Unique Keys Test Passed!


In [36]:
check_num_columns(df=df_fact_covid_vacc_mobility_gov, expected=13)
check_emptiness(df=df_fact_covid_vacc_mobility_gov)
check_dtypes(
    df=df_fact_covid_vacc_mobility_gov,
    expected=[
        ('country', 'string'),
        ('date', 'date'),
        ('sum(cases)', 'bigint'),
        ('sum(deaths)', 'bigint'),
        ('sum(recovered)', 'bigint'),
        ('doses', 'int'),
        ('doses_first', 'int'),
        ('doses_second', 'int'),
        ('persons_first_cumul', 'int'),
        ('persons_full_cumul', 'int'),
        ('stringency_index', 'double'),
        ('change_in_mobility', 'double'),
        ('sum(population)', 'bigint')
    ]
)
check_unique_keys(df=df_fact_covid_vacc_mobility_gov, keys=["country", "date"])

Number of Columns Test Passed!
Emptiness Test Passed!
Dytpe Test Passed!
Unique Keys Test Passed!


#### 4.3 Data Dictionary 

The data dictionary is in a separate file.

### Step 5: Complete Project Write Up

 
#### Tools and Technologies for the Project

The raw data is available as .csv files. Python's pandas is a good choice here for data crunching and cleaning. The amount of data is small and can be processed very efficiently in dataframes.
I decided to store the cleansed data as CSVs again. Finally I set up the ETL pipeline and quality checks with pyspark. This has no practical reason, but practice purpose and corresponds more to the content of the nanodegree program.

#### Schedule for Data Updates

The data should be updated on a daily basis, as the raw data is updated on a daily basis as well

#### Some Different Scenarios

##### If the data was increased by 100x

Let us pretend we are using a AWS EMR Spark Cluster of Instance Type *.xlarge and our data requires its total storage size, which are  64 GiB. If then the amount of data is increased by 100x, we can temporally save our data to S3 and switch to a Spark of Instance Type *.xlarg *.10xlarge. This one has 640 GiB an therefore should be able to handle it.

##### The data populates a dashboard that must be updated on a daily basis by 7am every day.

In that case, the ETL-Process should be automated, i.e. via Apache Airflow and the output data must be stored in an accessible database or accessible in S3. Let's assume the pipeline takes approx. 2h to run.

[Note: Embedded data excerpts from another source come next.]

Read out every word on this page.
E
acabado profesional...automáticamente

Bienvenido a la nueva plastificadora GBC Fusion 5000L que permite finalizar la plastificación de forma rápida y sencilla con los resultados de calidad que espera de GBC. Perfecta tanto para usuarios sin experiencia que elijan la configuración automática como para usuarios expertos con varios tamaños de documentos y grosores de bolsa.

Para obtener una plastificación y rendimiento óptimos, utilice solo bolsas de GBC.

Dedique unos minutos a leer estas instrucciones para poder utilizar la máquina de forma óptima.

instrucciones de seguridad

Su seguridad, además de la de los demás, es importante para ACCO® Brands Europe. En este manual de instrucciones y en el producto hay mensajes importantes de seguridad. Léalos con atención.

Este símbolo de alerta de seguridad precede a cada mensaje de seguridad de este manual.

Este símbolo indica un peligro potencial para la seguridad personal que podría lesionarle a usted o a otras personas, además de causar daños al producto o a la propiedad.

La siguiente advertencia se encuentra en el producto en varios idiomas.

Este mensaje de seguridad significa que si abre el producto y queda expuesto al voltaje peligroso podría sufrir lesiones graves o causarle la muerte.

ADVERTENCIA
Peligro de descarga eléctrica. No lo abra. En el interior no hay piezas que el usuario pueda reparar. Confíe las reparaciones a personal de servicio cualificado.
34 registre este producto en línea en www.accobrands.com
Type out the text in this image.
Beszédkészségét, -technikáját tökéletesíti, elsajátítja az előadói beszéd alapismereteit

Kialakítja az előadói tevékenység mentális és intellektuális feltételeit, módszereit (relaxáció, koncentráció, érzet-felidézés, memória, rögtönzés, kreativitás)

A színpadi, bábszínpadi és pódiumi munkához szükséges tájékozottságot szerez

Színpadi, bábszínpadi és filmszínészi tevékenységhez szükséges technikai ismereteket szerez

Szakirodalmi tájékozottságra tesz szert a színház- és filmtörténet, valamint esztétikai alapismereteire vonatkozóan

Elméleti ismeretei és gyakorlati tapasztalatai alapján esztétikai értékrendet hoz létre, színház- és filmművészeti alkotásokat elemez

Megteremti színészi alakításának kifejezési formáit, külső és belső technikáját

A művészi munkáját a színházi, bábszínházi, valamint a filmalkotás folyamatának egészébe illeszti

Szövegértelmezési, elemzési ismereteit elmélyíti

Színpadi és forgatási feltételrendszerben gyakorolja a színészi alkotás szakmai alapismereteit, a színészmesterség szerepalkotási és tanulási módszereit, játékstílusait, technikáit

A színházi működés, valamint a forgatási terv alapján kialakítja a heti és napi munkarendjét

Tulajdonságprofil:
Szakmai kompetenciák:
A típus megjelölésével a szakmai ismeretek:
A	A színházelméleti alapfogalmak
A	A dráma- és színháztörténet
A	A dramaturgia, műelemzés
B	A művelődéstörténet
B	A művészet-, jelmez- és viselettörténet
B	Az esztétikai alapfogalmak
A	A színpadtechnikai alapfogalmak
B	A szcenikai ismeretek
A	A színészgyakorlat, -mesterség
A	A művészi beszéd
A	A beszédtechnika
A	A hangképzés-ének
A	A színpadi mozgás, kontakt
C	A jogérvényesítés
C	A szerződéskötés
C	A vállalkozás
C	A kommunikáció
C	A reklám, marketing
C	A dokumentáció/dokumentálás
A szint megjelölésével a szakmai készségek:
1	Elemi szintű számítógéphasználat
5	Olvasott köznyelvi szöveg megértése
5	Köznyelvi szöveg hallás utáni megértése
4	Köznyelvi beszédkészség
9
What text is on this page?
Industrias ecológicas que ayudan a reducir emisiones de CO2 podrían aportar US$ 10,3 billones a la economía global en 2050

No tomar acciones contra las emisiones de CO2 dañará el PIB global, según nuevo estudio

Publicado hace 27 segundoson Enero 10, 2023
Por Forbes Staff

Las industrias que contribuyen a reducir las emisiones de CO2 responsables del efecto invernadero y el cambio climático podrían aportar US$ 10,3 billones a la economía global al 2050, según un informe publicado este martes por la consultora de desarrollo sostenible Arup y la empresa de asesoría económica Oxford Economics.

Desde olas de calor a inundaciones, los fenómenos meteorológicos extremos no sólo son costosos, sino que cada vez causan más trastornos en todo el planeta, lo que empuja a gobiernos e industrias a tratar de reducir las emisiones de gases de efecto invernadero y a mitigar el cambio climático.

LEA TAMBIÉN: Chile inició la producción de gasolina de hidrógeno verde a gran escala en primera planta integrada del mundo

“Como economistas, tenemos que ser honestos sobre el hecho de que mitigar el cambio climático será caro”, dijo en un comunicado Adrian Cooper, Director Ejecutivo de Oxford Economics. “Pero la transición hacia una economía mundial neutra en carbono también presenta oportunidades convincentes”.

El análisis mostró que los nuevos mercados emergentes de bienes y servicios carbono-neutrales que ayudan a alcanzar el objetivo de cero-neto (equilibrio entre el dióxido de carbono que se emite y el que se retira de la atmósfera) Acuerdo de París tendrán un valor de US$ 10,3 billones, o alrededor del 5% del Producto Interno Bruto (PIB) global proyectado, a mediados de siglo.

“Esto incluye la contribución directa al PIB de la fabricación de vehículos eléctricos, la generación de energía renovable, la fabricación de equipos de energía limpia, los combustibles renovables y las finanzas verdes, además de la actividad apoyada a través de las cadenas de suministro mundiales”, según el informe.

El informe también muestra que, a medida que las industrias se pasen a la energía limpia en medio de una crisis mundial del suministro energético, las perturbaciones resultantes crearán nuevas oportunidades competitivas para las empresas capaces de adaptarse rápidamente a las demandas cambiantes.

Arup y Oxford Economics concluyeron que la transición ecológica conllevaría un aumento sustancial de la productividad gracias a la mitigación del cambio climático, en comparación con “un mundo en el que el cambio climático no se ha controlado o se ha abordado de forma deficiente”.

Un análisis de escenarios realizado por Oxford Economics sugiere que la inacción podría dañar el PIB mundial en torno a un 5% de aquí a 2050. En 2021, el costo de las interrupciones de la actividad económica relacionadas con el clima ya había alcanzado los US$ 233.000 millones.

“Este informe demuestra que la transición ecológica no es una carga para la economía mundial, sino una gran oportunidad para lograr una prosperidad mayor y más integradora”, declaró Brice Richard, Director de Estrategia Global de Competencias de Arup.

Then a schedule should be set for running the pipeline every night at 4am, so we have a buffer of 1h. Also the run time should be monitored, to avoid running past the 7am mark.

##### The database needed to be accessed by 100+ people.

In the case The database needed to be accessed by 100+ people, the data must be stored in an accessible database or data warehouse that has the capacity to deal with the requests of the authorized 100+ people. If AWS is the choice: With Amazon RDS, you can deploy scalable PostgreSQL DBs. Also Amazon Redshift Clusters are scaleable with elastic resize. So Whenever the database or data warehouse runs the risk of not answering the requests anymore, its performance could be increased.